Opinião
Esquecer
Vivemos na quimera de acreditarmos em nós
Há uma volatilidade na consciência, no retrato que fazemos do mundo e de nós mesmos.
Ao aprender modificamos parte das memórias, criando outras novas. Para isso, precisamos esquecer.
Este paradoxo é um constructo da existência.
Do ponto de vista evolutivo, somos imaturos e incompletos, usando uma ínfima percentagem das competências que o cérebro proporciona.
Por sermos incompletos nas aptidões sensoriais, cognitivas, de memória, de atenção, de consciência e controlo, temos uma capacidade limitada de elaboração mental.
E isso acarreta vantagens.
Em paralelo, julgamos ter um retrato completo do que ocorre à nossa volta e do que sentimos ou intuímos, quando, no fundo, tudo é mera ilusão.
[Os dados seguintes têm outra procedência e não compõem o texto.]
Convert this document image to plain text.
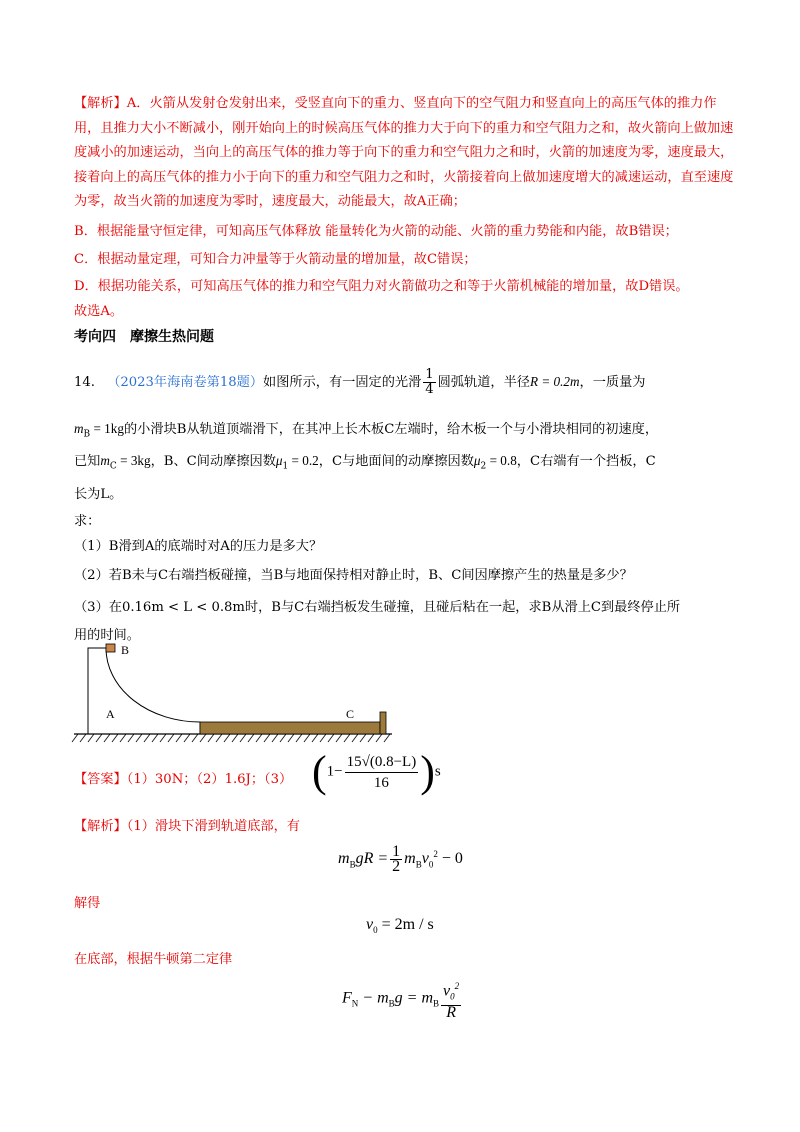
【解析】A．火箭从发射仓发射出来，受竖直向下的重力、竖直向下的空气阻力和竖直向上的高压气体的推力作用，且推力大小不断减小，刚开始向上的时候高压气体的推力大于向下的重力和空气阻力之和，故火箭向上做加速度减小的加速运动，当向上的高压气体的推力等于向下的重力和空气阻力之和时，火箭的加速度为零，速度最大，接着向上的高压气体的推力小于向下的重力和空气阻力之和时，火箭接着向上做加速度增大的减速运动，直至速度为零，故当火箭的加速度为零时，速度最大，动能最大，故A正确；
B．根据能量守恒定律，可知高压气体释放 能量转化为火箭的动能、火箭的重力势能和内能，故B错误；
C．根据动量定理，可知合力冲量等于火箭动量的增加量，故C错误；
D．根据功能关系，可知高压气体的推力和空气阻力对火箭做功之和等于火箭机械能的增加量，故D错误。
故选A。
考向四　摩擦生热问题
14. （2023年海南卷第18题）如图所示，有一固定的光滑 $\frac{1}{4}$ 圆弧轨道，半径R = 0.2m，一质量为
$m_B = 1kg$的小滑块B从轨道顶端滑下，在其冲上长木板C左端时，给木板一个与小滑块相同的初速度，
已知$m_C = 3kg$，B、C间动摩擦因数$\mu_1 = 0.2$，C与地面间的动摩擦因数$\mu_2 = 0.8$，C右端有一个挡板，C
长为L。
求：
（1）B滑到A的底端时对A的压力是多大？
（2）若B未与C右端挡板碰撞，当B与地面保持相对静止时，B、C间因摩擦产生的热量是多少？
（3）在0.16m < L < 0.8m时，B与C右端挡板发生碰撞，且碰后粘在一起，求B从滑上C到最终停止所
用的时间。
B
A	C
【答案】（1）30N；（2）1.6J；（3） $(1- \frac{15√(0.8-L)}{16} )s$
【解析】（1）滑块下滑到轨道底部，有
$m_BgR = \frac{1}{2} m_Bv_0^2 - 0$
解得
$v_0 = 2m / s$
在底部，根据牛顿第二定律
$F_N - m_Bg = m_B \frac{v_0^2}{R}$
Vivemos na quimera de acreditarmos em nós.
Porém, se não acreditarmos, surge o dilema. Julgamos que abarcamos tudo, quando, em verdade, a consciência é volátil e efémera.
Temos, recorrentemente, a noção de que decidimos o que fazemos, quando a cada instante somos condicionados por necessidades e desejos.
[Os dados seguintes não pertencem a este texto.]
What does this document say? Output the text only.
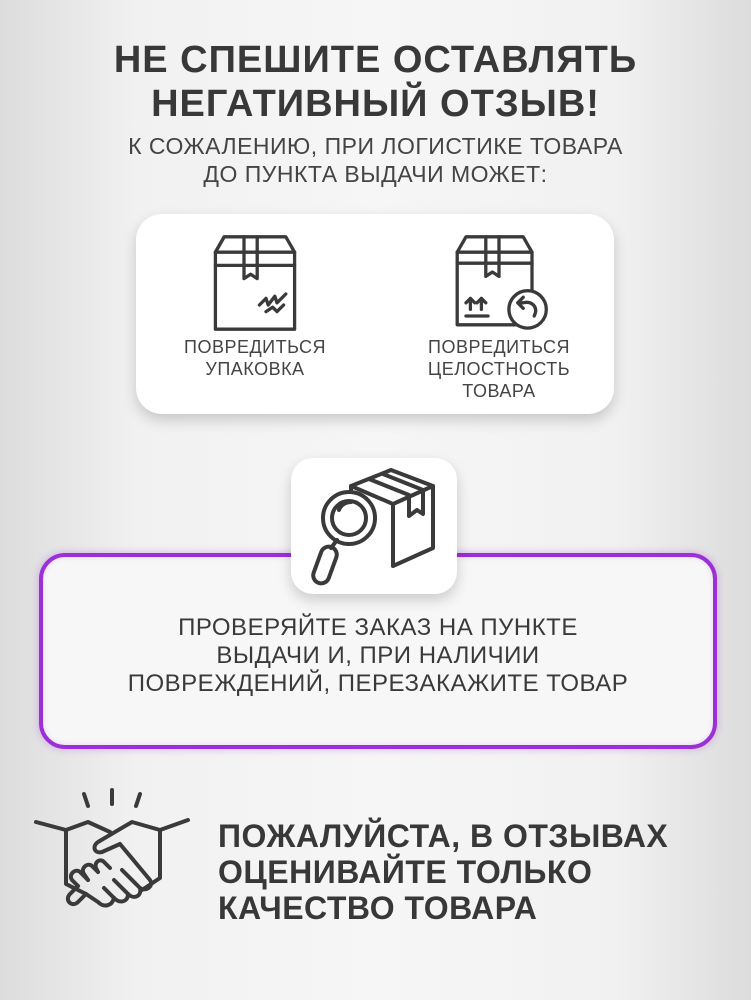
НЕ СПЕШИТЕ ОСТАВЛЯТЬ
НЕГАТИВНЫЙ ОТЗЫВ!
К СОЖАЛЕНИЮ, ПРИ ЛОГИСТИКЕ ТОВАРА
ДО ПУНКТА ВЫДАЧИ МОЖЕТ:
ПОВРЕДИТЬСЯ
УПАКОВКА
ПОВРЕДИТЬСЯ
ЦЕЛОСТНОСТЬ
ТОВАРА
ПРОВЕРЯЙТЕ ЗАКАЗ НА ПУНКТЕ
ВЫДАЧИ И, ПРИ НАЛИЧИИ
ПОВРЕЖДЕНИЙ, ПЕРЕЗАКАЖИТЕ ТОВАР
ПОЖАЛУЙСТА, В ОТЗЫВАХ
ОЦЕНИВАЙТЕ ТОЛЬКО
КАЧЕСТВО ТОВАРА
O cérebro sofre modificações sempre que o corpo transmite ao sistema nervoso central as experiências vivenciadas. Ocorre um rearranjo dos circuitos neuronais, o que prioriza as activações cerebrais face a outras.
A mente serve o corpo. É uma estrutura especializada na interface com o exterior, assumindo funções de monitorização do próprio corpo.
Mark Solmes (neuropsicólogo sul-africano), afirma que a consciência é aquilo que acontece na memória de trabalho, algo que dura menos de um minuto e está constantemente a ser (re)edificada.
Há vários planos de funcionamento consciente.
O mais básico prende-se com a vigília: o estar acordado e perceber “onde” e “como” estamos.
Depois, há um outro: o da auto-reflexão (“o pensar em tudo”), descentrando-nos do imediato, movidos pela influência situacional, (p.e., quando atendemos ao que nos estimula), como escutar uma música que reporta experiências antigas.
E, depois, há a capacidade de (re)elaborar uma dada circunstância na presença ou ausência de outra(s) pessoa(s) significativa(s), que têm (ou tiveram) a capacidade de olhar para o nosso contexto, na perspectiva de partilhar uma história.
Essa partilha dos mesmos conteúdos mentais recorre ao constante aporte de informação que o corpo faz chegar à mente.
Quando a informação não existe, o cérebro deixa de trabalhar sobre esses conteúdos com um propósito: o de cuidar do corpo, dando-lhe o melhor equilíbrio possível.
O cérebro pode mudar de propósitos.
Prescindimos, (in)conscientemente, daquilo que o corpo já não precisa e adaptamos o que existe como matriz para novos dados de que carecemos no presente e futuro.
Quer a nível motor, emocional e autobiográfico, as memórias são reformuláveis. Modificar a nossa “base de dados” é viável.
É imprescindível libertar-nos do nosso “fardo” mental, dizendo: “Esquece”. Possibilitar que as memórias – boas ou más – fluam com calma para fora da consciência.
“Fechar as portas e as janelas da consciência durante algum tempo”, como afirmou Nietzsche.
“Permanecer imperturbado pelo ruído (…); arranjar espaço para coisas novas – é essa a finalidade do esquecimento activo, que é como um porteiro, preservador da ordem, do repouso e da etiqueta psíquicos”.
Nietzsche foi perentório ao afirmar: (…) “não poderia haver felicidade, (…) esperança, orgulho ou presente sem esquecimento”.